Having completed Certainty’s Flux very recently, and before its premiere, I’m finding this to be a very elusive work to describe. But, with a fresh image of the piece in my mind, it occurs to me that listening to it might be like a walk in a park... but in the opposite sense to the idiom’s meaning – a walk in a very strange, even hostile park. I’m seeing a park that behaves in irrational, unexpected and dangerous ways: the surroundings can change abruptly, the size of the trees and everything else can mutate strangely in front of the naked eye, together with the colours and textures, the light, the atmospheric conditions, etc., or there can suddenly be several different times of day in different parts of the surroundings... sometimes the entire environment disappears into darkness and reappears rapidly, like lightning flashes on a black sky.
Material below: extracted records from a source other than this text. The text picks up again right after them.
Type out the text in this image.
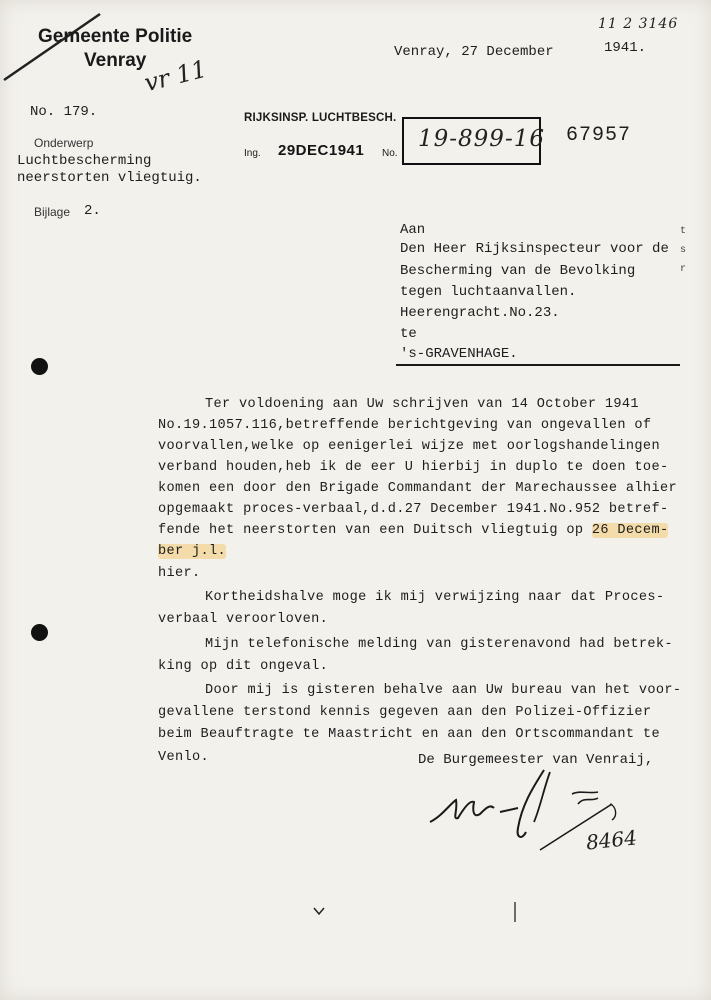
Gemeente Politie
Venray
vr 11
11 2 3146
Venray, 27 December	1941.
No. 179.
Onderwerp
Luchtbescherming
neerstorten vliegtuig.
Bijlage 2.
RIJKSINSP. LUCHTBESCH.
Ing. 29DEC1941 No.
19-899-16 67957
t s r
Aan
Den Heer Rijksinspecteur voor de
Bescherming van de Bevolking
tegen luchtaanvallen.
Heerengracht.No.23.
te
's-GRAVENHAGE.
Ter voldoening aan Uw schrijven van 14 October 1941
No.19.1057.116,betreffende berichtgeving van ongevallen of
voorvallen,welke op eenigerlei wijze met oorlogshandelingen
verband houden,heb ik de eer U hierbij in duplo te doen toe-
komen een door den Brigade Commandant der Marechaussee alhier
opgemaakt proces-verbaal,d.d.27 December 1941.No.952 betref-
fende het neerstorten van een Duitsch vliegtuig op 26 Decem-
ber j.l.
hier.
Kortheidshalve moge ik mij verwijzing naar dat Proces-
verbaal veroorloven.
Mijn telefonische melding van gisterenavond had betrek-
king op dit ongeval.
Door mij is gisteren behalve aan Uw bureau van het voor-
gevallene terstond kennis gegeven aan den Polizei-Offizier
beim Beauftragte te Maastricht en aan den Ortscommandant te
Venlo.	De Burgemeester van Venraij,
8464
Putting the metaphorical excursions aside, it seems that the continuous flux has its source in interplay between two basic and opposing forces:
– movement (left-hand motion, i.e. glissando, and right-hand
motion, i.e. the travels of the bow on the strings),
– stop (left hand: fixed point on a string, right hand: dampeningof the strings; also pizzicato with both hands, and silences).
There is a strong and constant friction between the two forces and it opens up musical spaces with shifting perspectives, as there are changes in the rate of movement, or the extent of its limitation and stopping. Sometimes, the musical material presents sound objects that are balancing somewhere between the two interacting forces, and these are the key signposts along the process, e.g. when one hand stays fixed (more or less) while the other is in motion. In fact, a passage of this kind brings the work to a close: a final unfolding of timbral fluctuations pulsating gently yet unevenly... a last attempt to attain coexistence between the two forces (a glimpse of certainty).
Certainty’s Flux is one of three works related through the use of the word “certainty” in the titles, with each of them being dedicated to a different composer; this work is dedicated to the memory of Karol Szymanowski.
Lastly, I would like to thank Karin Hellqvist for commissioning the work; the project was realised with the support from Poland’s Ministry of Culture and National Heritage.